Veglia pasquale: «Una gioia diversa da vivere nelle nostre case»

(Mt 28,1-10)
11-04-2020

«Ed ecco vi fu un gran terremoto». Sentire la terra muoversi sotto i piedi è cosa da restare impietriti, come ben sappiamo. Per l’evangelista Matteo però è solo un modo per dire che la resurrezione di Gesù fu una sorpresa inaspettata. Nessuno, del resto, avrebbe scommesso su un ‘Messia sconfitto’, che pende dalla croce come un “maledetto”. Tant’è che tutti erano fuggiti, in primis i discepoli. Anche la pandemia in corso è un «gran terremoto», emotivo ed esistenziale. Di colpo siamo stati sbalzati dalla nostra routine, scoprendo la fragilità di un sistema economico e sociale che sembrava inossidabile. E invece ora è fermo. Come mettere insieme la Pasqua e il coronavirus? Come tentare un’interpretazione di questo tempo senza arrestarci al bollettino quotidiano di contagi, decessi, guariti?

«So che cercate Gesù, il crocifisso. Non è qui. È risorto come aveva detto». Dietro queste parole si nasconde la chiave per capire che cosa sta succedendo. Le donne coraggiosamente non hanno abbandonato il Maestro nell’ora della prova e non fuggono neanche dinanzi alla morte. La segreta ragione della paura di questi giorni difficili è la paura della morte. Siamo improvvisamente ‘diventati’ mortali: la vita è a rischio e, comunque, a termine . Non che prima non fosse così, ma lo avevamo messo tra parentesi. Ora le donne alle prime luci dell’alba vanno al sepolcro e sulla loro strada incontrano l’imprevisto di Dio. Al di là di come ne usciremo sul piano economico e sociale, è importante – fuori dal tunnel  – conservare il senso del limite per invocare non solo la salute, ma la salvezza. Quando, infatti, ci si sbarazza troppo frettolosamente di Dio, si finisce per accantonare le domande più radicali e vivere nel totale disinteresse per il senso della vita.

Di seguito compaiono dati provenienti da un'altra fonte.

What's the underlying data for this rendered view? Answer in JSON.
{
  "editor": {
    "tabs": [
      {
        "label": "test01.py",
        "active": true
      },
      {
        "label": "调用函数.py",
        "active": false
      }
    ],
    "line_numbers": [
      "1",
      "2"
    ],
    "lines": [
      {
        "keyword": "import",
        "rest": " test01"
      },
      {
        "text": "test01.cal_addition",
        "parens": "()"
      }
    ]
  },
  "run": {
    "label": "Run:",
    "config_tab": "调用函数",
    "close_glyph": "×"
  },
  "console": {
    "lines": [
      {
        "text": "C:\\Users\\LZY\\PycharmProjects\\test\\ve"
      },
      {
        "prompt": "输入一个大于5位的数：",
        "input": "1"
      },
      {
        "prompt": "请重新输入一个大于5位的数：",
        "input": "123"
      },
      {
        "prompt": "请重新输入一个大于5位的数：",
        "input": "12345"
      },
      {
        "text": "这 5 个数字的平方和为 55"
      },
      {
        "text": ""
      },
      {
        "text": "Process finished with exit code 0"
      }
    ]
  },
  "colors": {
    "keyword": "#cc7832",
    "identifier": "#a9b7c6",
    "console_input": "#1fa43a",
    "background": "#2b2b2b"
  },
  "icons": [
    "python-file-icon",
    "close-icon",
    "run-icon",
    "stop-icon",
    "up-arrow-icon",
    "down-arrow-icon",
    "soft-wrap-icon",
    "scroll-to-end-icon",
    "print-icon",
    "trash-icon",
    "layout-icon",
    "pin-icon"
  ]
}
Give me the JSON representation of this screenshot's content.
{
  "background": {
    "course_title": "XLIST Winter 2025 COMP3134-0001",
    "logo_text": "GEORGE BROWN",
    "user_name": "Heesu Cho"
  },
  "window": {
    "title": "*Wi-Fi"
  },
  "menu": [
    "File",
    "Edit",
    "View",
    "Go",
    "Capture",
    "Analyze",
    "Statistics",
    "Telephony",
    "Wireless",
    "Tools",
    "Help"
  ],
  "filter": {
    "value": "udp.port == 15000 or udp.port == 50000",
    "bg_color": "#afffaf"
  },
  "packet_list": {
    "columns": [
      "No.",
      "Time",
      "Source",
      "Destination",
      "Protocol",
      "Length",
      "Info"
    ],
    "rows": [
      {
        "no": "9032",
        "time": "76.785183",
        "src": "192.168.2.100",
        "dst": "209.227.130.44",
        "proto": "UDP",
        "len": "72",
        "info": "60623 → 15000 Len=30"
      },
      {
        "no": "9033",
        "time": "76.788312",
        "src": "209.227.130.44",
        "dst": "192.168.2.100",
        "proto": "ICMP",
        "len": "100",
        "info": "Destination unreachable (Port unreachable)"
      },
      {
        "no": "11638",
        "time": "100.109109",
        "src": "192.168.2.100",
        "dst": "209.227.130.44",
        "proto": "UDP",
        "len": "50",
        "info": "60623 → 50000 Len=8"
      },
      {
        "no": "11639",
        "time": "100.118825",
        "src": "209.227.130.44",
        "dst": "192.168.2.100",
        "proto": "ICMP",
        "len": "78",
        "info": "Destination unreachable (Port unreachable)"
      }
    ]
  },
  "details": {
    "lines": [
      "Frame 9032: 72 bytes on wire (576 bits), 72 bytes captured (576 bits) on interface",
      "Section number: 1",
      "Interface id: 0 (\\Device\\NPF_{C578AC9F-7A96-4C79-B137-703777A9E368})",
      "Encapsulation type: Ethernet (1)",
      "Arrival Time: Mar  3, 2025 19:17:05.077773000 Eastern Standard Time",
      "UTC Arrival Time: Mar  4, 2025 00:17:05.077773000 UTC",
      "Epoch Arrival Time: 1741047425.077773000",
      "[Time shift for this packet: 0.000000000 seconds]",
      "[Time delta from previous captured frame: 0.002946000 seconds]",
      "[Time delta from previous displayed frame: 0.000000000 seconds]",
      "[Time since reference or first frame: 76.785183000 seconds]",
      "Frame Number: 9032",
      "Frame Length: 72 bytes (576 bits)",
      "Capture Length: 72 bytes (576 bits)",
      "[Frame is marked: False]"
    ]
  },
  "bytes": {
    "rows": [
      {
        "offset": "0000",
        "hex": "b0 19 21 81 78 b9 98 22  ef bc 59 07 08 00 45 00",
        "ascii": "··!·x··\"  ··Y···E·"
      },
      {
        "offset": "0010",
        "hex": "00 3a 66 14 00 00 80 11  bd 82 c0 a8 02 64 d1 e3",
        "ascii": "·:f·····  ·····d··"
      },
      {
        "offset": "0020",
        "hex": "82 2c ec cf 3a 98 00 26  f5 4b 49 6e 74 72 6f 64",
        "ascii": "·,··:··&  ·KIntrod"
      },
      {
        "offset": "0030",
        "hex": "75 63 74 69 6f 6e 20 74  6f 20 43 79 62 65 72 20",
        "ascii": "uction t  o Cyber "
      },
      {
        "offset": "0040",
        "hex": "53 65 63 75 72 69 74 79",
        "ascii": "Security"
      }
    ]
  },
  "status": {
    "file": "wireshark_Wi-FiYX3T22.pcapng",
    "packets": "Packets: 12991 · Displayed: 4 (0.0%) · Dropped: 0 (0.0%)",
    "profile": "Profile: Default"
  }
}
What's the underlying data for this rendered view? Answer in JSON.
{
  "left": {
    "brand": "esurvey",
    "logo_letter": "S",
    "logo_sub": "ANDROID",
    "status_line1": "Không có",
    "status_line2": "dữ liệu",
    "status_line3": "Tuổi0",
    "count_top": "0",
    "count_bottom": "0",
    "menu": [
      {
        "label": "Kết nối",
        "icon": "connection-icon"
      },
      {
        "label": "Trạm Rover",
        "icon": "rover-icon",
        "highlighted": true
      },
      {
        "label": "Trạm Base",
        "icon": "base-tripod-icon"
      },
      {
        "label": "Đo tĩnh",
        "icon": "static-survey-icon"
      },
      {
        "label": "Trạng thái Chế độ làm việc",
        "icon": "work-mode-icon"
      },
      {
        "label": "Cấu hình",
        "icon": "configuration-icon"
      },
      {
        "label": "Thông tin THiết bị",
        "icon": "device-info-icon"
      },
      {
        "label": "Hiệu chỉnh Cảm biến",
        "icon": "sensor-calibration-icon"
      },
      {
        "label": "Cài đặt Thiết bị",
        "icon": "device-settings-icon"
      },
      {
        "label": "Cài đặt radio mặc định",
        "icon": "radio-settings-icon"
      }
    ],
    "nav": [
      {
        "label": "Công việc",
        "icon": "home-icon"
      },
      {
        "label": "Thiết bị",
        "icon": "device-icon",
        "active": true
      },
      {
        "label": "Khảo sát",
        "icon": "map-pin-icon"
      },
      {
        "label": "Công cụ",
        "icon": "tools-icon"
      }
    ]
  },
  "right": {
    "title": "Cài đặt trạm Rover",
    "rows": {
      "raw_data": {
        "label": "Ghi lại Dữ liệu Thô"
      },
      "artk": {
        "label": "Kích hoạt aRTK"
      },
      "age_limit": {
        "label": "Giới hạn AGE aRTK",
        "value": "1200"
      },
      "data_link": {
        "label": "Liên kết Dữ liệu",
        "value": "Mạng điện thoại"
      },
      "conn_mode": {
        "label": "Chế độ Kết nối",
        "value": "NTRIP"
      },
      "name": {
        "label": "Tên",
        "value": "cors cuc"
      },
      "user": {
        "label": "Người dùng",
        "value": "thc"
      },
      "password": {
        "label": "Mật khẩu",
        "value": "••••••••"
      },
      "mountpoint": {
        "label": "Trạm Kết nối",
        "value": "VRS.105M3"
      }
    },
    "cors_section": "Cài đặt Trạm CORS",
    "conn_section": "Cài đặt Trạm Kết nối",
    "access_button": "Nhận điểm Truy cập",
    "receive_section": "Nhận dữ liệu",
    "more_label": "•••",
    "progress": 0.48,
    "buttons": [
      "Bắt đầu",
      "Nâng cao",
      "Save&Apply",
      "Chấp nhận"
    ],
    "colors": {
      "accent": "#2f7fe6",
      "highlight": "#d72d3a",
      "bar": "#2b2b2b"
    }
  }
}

Credere ai tempi del coronavirus è invocare un intervento dall’alto che ci sottragga al dolore e alla morte, ma anche cercare ed invocare Dio che non è mai alle nostre spalle, ma è sempre avanti nel futuro. Perché come scrive Eugenio Montale, rivolgendosi a Cristo: «Non posso pensarti dolente da che la morte odora di risurrezione».